The investigators wanted to know whether the type of booster administered to a patient might impact the level and duration of their protection against COVID-19 and against the Omicron variant, in particular. To find out, they recruited 68 people who had received the initial 2-dose Pfizer/BioNTech mRNA vaccination at least 6 months prior. Forty-one patients were boosted with the Janssen vaccine, and the remaining 27 were boosted with an additional dose of the Pfizer BioNTech vaccine. Enrollment took place between August and October 2021, and immune responses were tracked for 14 weeks following the booster dose.
The participants in the study ranged in age from 23-84 years, though most were female (82%) and White (78%).

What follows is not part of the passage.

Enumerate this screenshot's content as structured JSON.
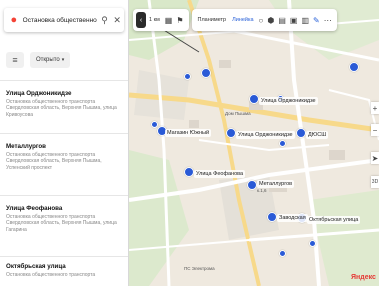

Both booster shots helped protect patients against SARS-CoV-2 variants of concern. The Pfizer/BioNTech shot led to a peak median titer of 1,018 Omicron neutralizing antibodies at week 2, but that level fell to a median titer of 148 by week 16. The Janssen booster took longer to achieve a peak response but also led to a more durable response. In patients boosted with that vaccine, the median titer level peaked at 859 antibodies at week 4, but the median number was 403 by week 16.
Barouch and colleagues said these data appear to support the “mix-and-match” approach to booster doses.
“We speculate that the differences in the kinetics of the immune responses may be related to differences in the kinetics of immunogen expression in vivo,” they wrote.
The Janssen booster also led to superior increases in CD8+ T cells, which some evidence suggests can also be protective against SARS-CoV-2, especially when NAb responses are insufficient.
The authors said their study has significant limitations. Among them, it was done in a small study population, at a single site, and with just 4 months of follow-up. They said larger studies with longer follow-up times would be required to find out whether the results were generalizable and durable.
Still, they said the data highlight the benefits of having different types of vaccines, and of using those different types strategically.
“These data suggest potential immunologic benefits of mix-and-match heterologous COVID-19 vaccine regimens and emphasizes the importance of durability for COVID-19 vaccine boosting strategies,” they concluded. “Future studies could explore reduced booster doses as well as Omicron-containing boosters.”